El narcotráfico de Sao Paulo se dispersa tras violento operativo en Cracolandia

Las calles de "Cracolandia", en el corazón de Sao Paulo, parecen caminos interrumpidos de un hormiguero pisoteado. El fuerte operativo policial que desalojó el "barrio del crack" el domingo dejó incertidumbre y preocupación, y su principal efecto fue, según sus críticos, dispersar el narcotráfico.

Unas pocas personas deambulan por las esquinas ahora controladas por la Guardia Municipal Metropolitana. Vecinos reclaman haber sido expulsados de sus viviendas de forma arbitraria y comerciantes intentan rescatar lo que resta de sus locales tapiados.

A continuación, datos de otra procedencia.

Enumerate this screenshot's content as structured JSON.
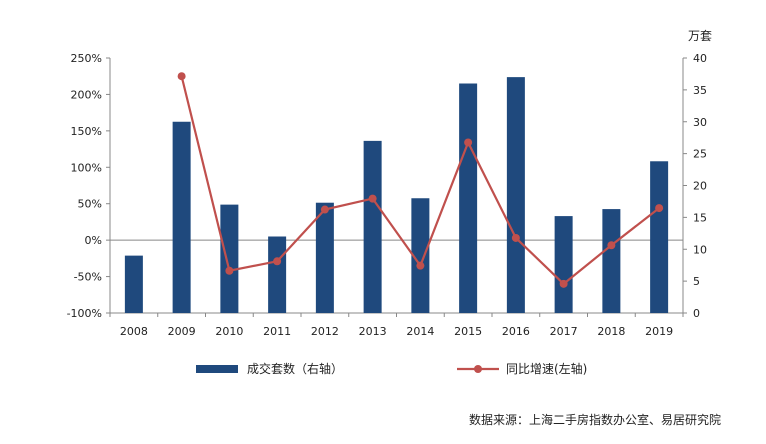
{
  "chart_data": {
    "type": "bar",
    "categories": [
      "2008",
      "2009",
      "2010",
      "2011",
      "2012",
      "2013",
      "2014",
      "2015",
      "2016",
      "2017",
      "2018",
      "2019"
    ],
    "series": [
      {
        "name": "成交套数（右轴）",
        "type": "bar",
        "axis": "right",
        "color": "#1f497d",
        "values": [
          9,
          30,
          17,
          12,
          17.3,
          27,
          18,
          36,
          37,
          15.2,
          16.3,
          23.8
        ]
      },
      {
        "name": "同比增速(左轴)",
        "type": "line",
        "axis": "left",
        "color": "#c0504d",
        "values": [
          null,
          225,
          -42,
          -29,
          42,
          57,
          -35,
          134,
          3,
          -60,
          -7,
          44
        ]
      }
    ],
    "left_axis": {
      "ylim": [
        -100,
        250
      ],
      "ticks": [
        -100,
        -50,
        0,
        50,
        100,
        150,
        200,
        250
      ],
      "tick_labels": [
        "-100%",
        "-50%",
        "0%",
        "50%",
        "100%",
        "150%",
        "200%",
        "250%"
      ]
    },
    "right_axis": {
      "unit": "万套",
      "ylim": [
        0,
        40
      ],
      "ticks": [
        0,
        5,
        10,
        15,
        20,
        25,
        30,
        35,
        40
      ],
      "tick_labels": [
        "0",
        "5",
        "10",
        "15",
        "20",
        "25",
        "30",
        "35",
        "40"
      ]
    },
    "grid": false,
    "legend_position": "bottom",
    "source": "数据来源：上海二手房指数办公室、易居研究院"
  }
}
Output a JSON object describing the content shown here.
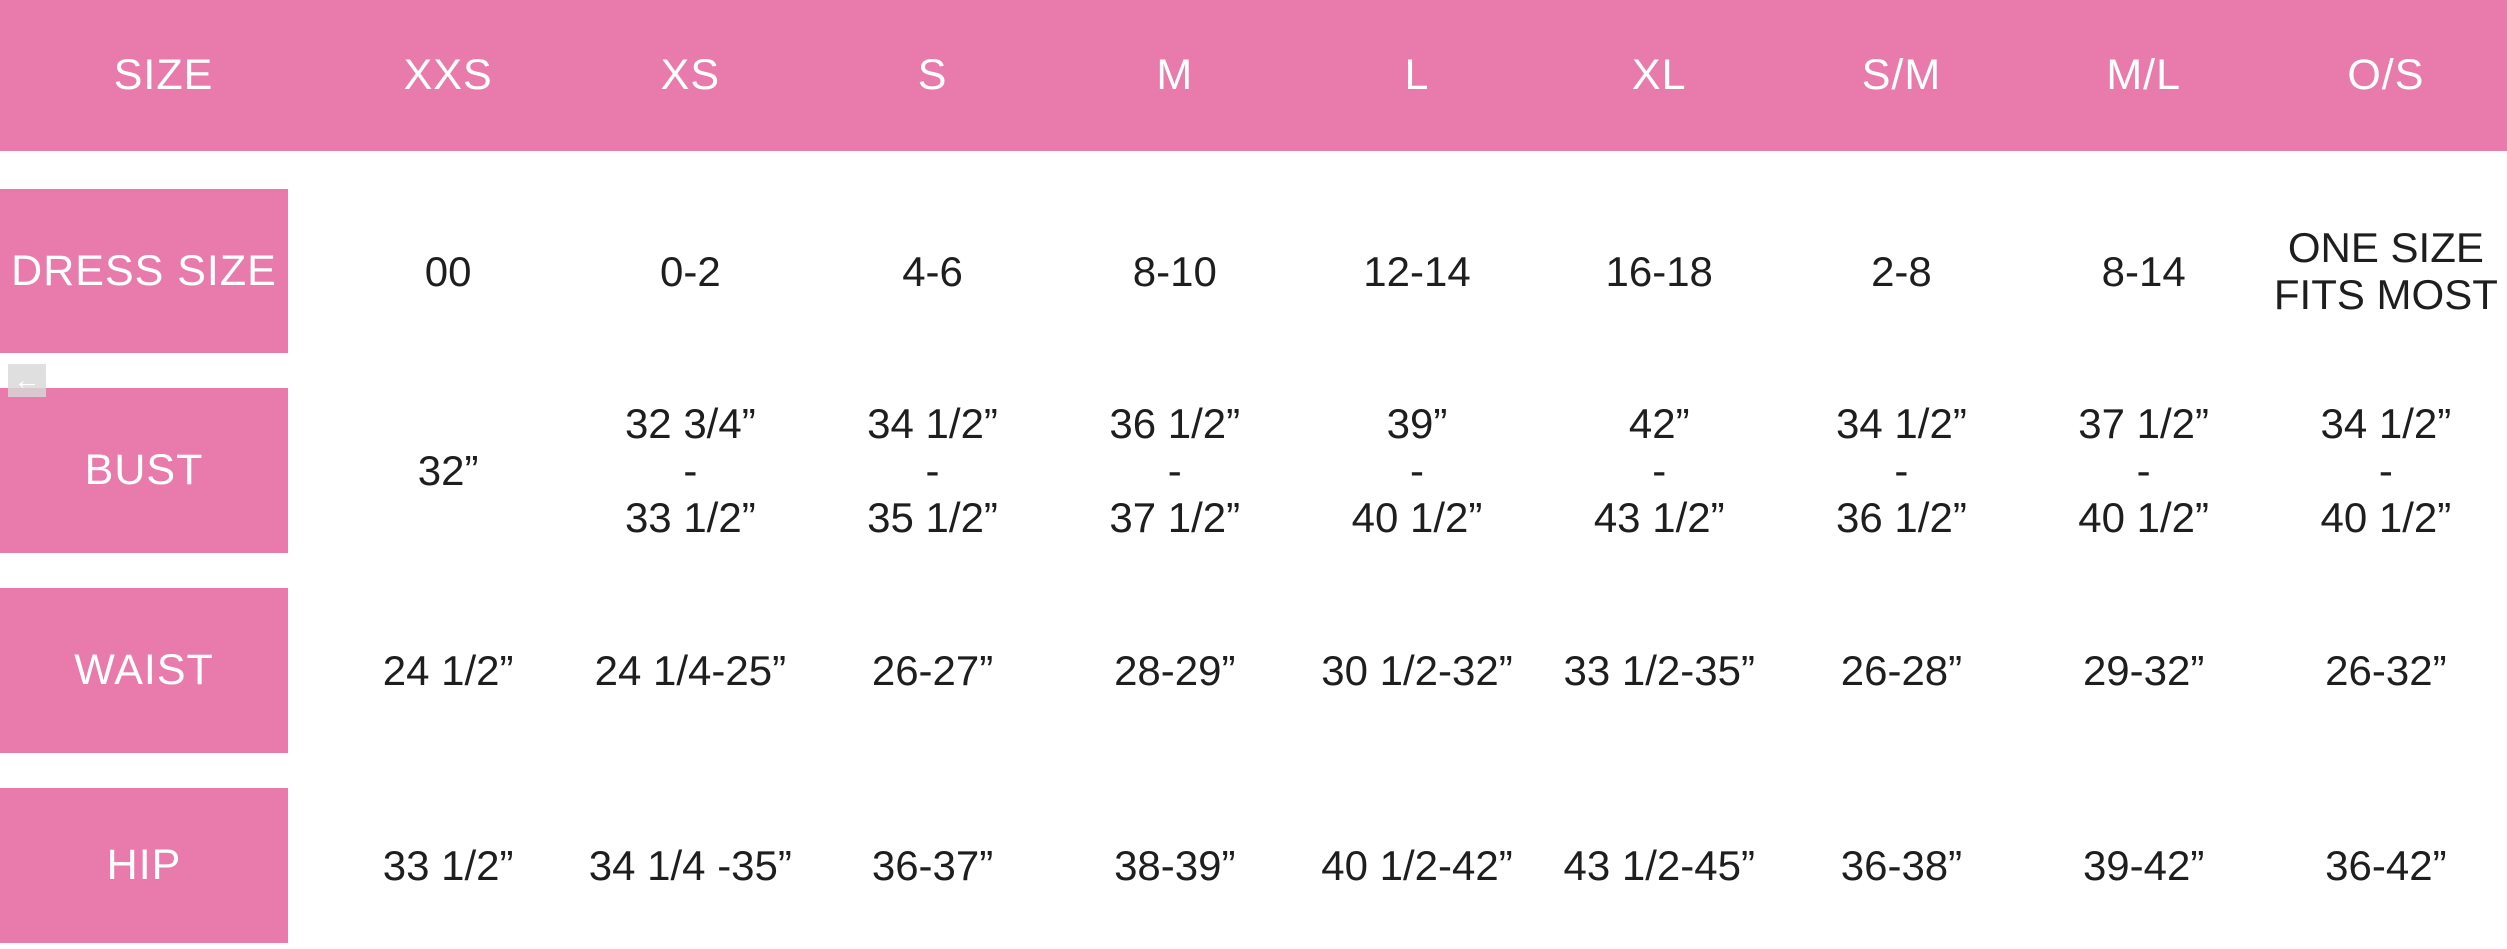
{
  "theme": {
    "pink": "#e97bac",
    "header_text": "#ffffff",
    "cell_text": "#1e1e1e",
    "scroll_button_bg": "#d8d8d8"
  },
  "scroll_left_button": {
    "icon": "left-arrow-icon",
    "glyph": "←"
  },
  "table": {
    "header": [
      "SIZE",
      "XXS",
      "XS",
      "S",
      "M",
      "L",
      "XL",
      "S/M",
      "M/L",
      "O/S"
    ],
    "rows": [
      {
        "label": "DRESS SIZE",
        "values": [
          "00",
          "0-2",
          "4-6",
          "8-10",
          "12-14",
          "16-18",
          "2-8",
          "8-14",
          "ONE SIZE\nFITS MOST"
        ]
      },
      {
        "label": "BUST",
        "values": [
          "32”",
          "32 3/4”\n-\n33 1/2”",
          "34 1/2”\n-\n35 1/2”",
          "36 1/2”\n-\n37 1/2”",
          "39”\n-\n40 1/2”",
          "42”\n-\n43 1/2”",
          "34 1/2”\n-\n36 1/2”",
          "37 1/2”\n-\n40 1/2”",
          "34 1/2”\n-\n40 1/2”"
        ]
      },
      {
        "label": "WAIST",
        "values": [
          "24 1/2”",
          "24 1/4-25”",
          "26-27”",
          "28-29”",
          "30 1/2-32”",
          "33 1/2-35”",
          "26-28”",
          "29-32”",
          "26-32”"
        ]
      },
      {
        "label": "HIP",
        "values": [
          "33 1/2”",
          "34 1/4 -35”",
          "36-37”",
          "38-39”",
          "40 1/2-42”",
          "43 1/2-45”",
          "36-38”",
          "39-42”",
          "36-42”"
        ]
      }
    ]
  }
}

"Imagínate despertar con un revólver en la cara", dice Eduarda de Lima, quien vive desde hace 12 años con sus dos hijos pequeños en una pensión del barrio. "No nos dijeron nada, los policías entraron con armas, tumbando puertas, amenazando", cuenta a la AFP al recordar la acción que involucró a casi mil policías.

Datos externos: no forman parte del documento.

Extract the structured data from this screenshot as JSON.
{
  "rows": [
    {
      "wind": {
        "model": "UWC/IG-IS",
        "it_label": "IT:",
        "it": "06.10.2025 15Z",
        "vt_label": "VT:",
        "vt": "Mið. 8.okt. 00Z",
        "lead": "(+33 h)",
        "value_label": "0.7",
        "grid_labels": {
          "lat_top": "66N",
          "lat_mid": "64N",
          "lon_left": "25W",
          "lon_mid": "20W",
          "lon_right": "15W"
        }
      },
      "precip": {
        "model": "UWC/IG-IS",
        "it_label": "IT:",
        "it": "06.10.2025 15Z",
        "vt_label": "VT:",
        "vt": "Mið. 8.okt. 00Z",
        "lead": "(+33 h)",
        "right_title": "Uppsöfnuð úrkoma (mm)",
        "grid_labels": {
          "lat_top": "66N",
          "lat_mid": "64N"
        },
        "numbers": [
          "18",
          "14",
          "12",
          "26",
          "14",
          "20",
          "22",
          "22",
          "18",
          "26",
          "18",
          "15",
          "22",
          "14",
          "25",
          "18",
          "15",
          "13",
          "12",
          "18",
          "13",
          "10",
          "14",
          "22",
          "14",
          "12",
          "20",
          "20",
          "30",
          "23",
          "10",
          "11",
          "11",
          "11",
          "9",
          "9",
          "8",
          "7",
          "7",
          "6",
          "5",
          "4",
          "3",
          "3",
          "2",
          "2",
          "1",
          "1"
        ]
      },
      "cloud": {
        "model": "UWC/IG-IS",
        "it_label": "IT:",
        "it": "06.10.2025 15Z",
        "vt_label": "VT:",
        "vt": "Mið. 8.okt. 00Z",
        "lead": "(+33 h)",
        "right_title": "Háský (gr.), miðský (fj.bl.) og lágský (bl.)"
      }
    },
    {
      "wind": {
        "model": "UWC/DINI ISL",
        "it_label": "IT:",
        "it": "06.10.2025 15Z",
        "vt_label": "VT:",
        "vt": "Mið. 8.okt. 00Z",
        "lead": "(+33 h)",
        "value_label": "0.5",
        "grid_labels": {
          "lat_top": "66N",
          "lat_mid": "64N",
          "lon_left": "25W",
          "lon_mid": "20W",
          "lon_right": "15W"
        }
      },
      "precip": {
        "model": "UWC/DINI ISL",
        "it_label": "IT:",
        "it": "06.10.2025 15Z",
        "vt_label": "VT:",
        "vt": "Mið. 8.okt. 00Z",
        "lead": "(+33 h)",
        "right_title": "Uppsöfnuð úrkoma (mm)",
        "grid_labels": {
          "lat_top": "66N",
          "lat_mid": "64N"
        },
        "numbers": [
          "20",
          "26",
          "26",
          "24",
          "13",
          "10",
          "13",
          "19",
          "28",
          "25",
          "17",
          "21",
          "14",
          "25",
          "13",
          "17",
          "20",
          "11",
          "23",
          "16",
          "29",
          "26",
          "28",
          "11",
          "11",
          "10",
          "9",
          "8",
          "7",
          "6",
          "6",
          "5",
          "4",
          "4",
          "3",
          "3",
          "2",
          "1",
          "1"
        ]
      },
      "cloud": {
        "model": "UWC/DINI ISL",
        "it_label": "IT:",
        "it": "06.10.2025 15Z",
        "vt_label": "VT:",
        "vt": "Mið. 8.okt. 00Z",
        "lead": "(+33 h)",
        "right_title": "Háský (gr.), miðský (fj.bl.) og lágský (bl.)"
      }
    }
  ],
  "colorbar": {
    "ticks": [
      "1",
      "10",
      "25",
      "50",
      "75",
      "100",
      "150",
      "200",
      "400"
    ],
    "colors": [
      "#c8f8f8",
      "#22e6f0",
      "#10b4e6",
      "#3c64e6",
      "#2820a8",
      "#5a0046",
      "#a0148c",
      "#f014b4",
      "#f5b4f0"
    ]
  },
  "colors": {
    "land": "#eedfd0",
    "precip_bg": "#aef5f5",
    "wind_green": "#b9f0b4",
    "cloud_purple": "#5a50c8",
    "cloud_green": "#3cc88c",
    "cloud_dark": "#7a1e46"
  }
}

El crack llegó a la capital económica de Brasil hace casi tres décadas y se convirtió en un problema de salud pública. Según datos de la Confederación Nacional de Municipios, 193 de los 644 municipios del Estado de Sao Paulo tienen un problema "alto" por consumo de la droga. Y 20% de las ciudades brasileñas están en la misma situación.

Cracolandia se levantó en el barrio de Luz, cerca de puntos turísticos como el Museo de Lengua Portuguesa o la estación de tren de la Luz. Ganó su nombre por la gran afluencia de traficantes y consumidores (hasta 2.000 en un mismo día, según cálculos oficiales), que tomaron sus calles con antiguos edificios habitados por personas de bajos recursos.

Estudios de los últimos cinco años cifran en entre 350.000 y 400.000 los consumidores de crack en Sao Paulo.

Operaciones policiales previas solo han servido para crear "mini-cracolandias" en barrios aledaños, y el comercio ilegal siempre termina volviendo a concentrarse en la zona.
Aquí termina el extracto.